「ゼイチョー~「払えない」にはワケがある~(第9話)」"公務員舐めないでくださいね"という言葉が重く聞こえない辛さ
このドラマ、地方とそこの有力企業が国も巻き込んで不正をして、利権を総取りし、言うなれば街を壊そうとしている話である。確かにここに描かれているようなことは実際に起きていて、それが今の地方の不活性化につながってしまったと思える部分もある。そう考えれば、なかなか骨太のドラマであり、いろんなことを考えさせられたりするところはある。

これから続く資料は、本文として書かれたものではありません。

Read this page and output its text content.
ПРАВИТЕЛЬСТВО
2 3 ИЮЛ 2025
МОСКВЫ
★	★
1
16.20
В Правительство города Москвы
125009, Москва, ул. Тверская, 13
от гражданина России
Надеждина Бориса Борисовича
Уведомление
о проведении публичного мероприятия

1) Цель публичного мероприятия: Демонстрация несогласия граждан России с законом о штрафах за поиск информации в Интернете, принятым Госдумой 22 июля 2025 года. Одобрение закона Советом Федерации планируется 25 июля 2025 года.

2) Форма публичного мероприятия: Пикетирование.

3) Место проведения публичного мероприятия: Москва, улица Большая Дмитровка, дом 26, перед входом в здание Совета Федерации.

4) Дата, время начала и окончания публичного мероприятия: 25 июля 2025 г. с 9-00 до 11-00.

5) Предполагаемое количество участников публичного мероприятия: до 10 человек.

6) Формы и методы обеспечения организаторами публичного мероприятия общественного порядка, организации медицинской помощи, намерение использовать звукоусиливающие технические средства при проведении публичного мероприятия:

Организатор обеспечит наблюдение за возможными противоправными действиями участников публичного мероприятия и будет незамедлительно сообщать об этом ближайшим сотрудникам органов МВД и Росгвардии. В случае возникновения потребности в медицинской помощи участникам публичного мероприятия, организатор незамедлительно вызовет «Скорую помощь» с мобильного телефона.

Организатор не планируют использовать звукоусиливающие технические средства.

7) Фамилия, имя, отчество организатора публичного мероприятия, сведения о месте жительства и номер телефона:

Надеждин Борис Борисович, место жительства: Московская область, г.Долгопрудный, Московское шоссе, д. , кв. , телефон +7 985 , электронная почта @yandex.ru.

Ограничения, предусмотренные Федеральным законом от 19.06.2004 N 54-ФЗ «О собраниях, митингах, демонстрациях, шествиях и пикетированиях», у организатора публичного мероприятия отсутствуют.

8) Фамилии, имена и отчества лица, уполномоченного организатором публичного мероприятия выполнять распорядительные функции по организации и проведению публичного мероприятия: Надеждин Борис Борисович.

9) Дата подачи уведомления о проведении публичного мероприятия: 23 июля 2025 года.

だが、前々から書いているように、主演の2人にそれを追求する説得力を感じないのが問題だ。菊池風磨は、多分、彼の俳優歴で一番のチャラケた感じに仕上がっているし、山田杏奈は、この役をするには顔が幼すぎる。共に正義を追求する公務員の役にフィットしていない。この辺がずーっとみ続けても変わらないというか、菊池に至ってはそのキャラがさらに強くなっている。この彼のセリフ、たぶん全部脚本に書かれているわけではないのだと思う。仕草等も含め、アドリブがかなりあると思うし、演出は菊池に全て任せている感じがある。確かに彼はそういうキャラだし、そういう演技がないと彼ではないのかもしれないが、「公務員を舐めないでください」というセリフを吐くには、これでは説得力が無さすぎる。
で、クライマックスになって、相楽グループの企業が「徴税禁止リスト」という、あってはならないものの中に多く存在し、その徴税見逃し額が50億にも及ぶという、全国ニュースになっておかしくない規模になっているのに、徴税課だけで騒いでいるのもおかしいわけだ。

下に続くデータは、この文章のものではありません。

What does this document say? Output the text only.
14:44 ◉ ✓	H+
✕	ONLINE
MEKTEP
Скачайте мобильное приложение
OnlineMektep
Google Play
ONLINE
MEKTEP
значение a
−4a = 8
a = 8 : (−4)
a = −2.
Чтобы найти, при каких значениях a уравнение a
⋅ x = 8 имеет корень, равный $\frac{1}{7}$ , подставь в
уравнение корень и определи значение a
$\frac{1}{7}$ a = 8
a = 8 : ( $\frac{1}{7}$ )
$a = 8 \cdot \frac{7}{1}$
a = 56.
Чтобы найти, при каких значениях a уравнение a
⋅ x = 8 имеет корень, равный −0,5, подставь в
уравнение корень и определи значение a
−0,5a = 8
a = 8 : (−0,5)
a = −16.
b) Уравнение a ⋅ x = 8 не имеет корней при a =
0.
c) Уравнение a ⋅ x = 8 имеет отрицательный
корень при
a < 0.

あと、街の商店街の人々をうまく騙して、最後はそこにショッピングセンターを立てようとする計画があるみたいな話は、昔からよくドラマにも出てきた話で珍しくもないが、そこに徴税吏員が関係して、商店街の活性化のアドバイスをするとか、そんなことがあるわけがないと思うのだが、実際のところはどうなのだろうか?だいたい、税を扱うものが「クラウドファンディング」を使うとかいう話を持ってくるのも本末転倒の気がするし、どうもその辺りの、今の税金を扱う公務員の本当のところを知りたいところ。

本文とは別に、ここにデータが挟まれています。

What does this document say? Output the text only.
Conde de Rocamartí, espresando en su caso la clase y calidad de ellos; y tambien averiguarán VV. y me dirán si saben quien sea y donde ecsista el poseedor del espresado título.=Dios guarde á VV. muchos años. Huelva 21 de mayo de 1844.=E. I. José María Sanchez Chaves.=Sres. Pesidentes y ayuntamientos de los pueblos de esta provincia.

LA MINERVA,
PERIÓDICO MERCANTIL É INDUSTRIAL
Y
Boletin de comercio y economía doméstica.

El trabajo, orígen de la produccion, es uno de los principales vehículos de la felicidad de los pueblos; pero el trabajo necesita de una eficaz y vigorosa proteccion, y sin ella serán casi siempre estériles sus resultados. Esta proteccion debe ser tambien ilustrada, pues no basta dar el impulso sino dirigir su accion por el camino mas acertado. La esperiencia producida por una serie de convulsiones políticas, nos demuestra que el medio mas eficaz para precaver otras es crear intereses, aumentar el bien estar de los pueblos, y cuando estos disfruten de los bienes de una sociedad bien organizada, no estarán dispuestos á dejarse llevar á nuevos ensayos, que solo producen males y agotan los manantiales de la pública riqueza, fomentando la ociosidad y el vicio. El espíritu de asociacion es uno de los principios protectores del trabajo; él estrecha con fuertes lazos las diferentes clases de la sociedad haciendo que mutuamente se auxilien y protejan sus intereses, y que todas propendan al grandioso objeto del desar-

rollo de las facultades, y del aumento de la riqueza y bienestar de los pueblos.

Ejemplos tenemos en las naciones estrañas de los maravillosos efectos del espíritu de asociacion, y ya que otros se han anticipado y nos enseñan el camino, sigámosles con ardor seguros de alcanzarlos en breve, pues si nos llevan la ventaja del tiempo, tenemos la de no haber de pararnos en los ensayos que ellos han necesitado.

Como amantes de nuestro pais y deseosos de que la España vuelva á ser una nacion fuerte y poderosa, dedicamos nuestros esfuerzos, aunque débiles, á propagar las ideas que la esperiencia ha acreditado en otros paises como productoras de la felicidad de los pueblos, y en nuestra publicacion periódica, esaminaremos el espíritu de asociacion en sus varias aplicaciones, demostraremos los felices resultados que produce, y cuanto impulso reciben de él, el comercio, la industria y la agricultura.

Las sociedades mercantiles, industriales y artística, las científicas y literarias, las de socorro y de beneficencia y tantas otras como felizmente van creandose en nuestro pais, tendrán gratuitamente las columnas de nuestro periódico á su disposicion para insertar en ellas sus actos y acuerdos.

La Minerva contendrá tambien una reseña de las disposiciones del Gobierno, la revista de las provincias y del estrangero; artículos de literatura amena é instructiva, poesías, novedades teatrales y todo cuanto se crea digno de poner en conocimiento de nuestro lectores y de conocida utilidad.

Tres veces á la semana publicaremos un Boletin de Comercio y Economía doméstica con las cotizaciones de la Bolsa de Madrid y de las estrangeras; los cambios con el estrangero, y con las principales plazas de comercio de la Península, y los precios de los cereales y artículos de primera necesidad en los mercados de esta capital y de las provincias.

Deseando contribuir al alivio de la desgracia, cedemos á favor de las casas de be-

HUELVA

というか、徴税吏員が揃って、街の餅つき大会に出るなんて話も聞いたことがない。そして、ここでは公務員の内部の内輪揉めみたいな話の流れの中で、菊池の同期の自殺未遂がつながってくるとか、色々救いがないは話ばかりで、結果的にドラマ制作者はこれで何が言いたいのだろうか?こんなドラマ見てたら、税金払いたくなくなるでしょう。そういう部分も含め、色々主張がよくわからない世界になってるのだが、次回が最終回。まとめ方としては、板尾創路だけを悪者にして終わるのだけはやめてほしいよね。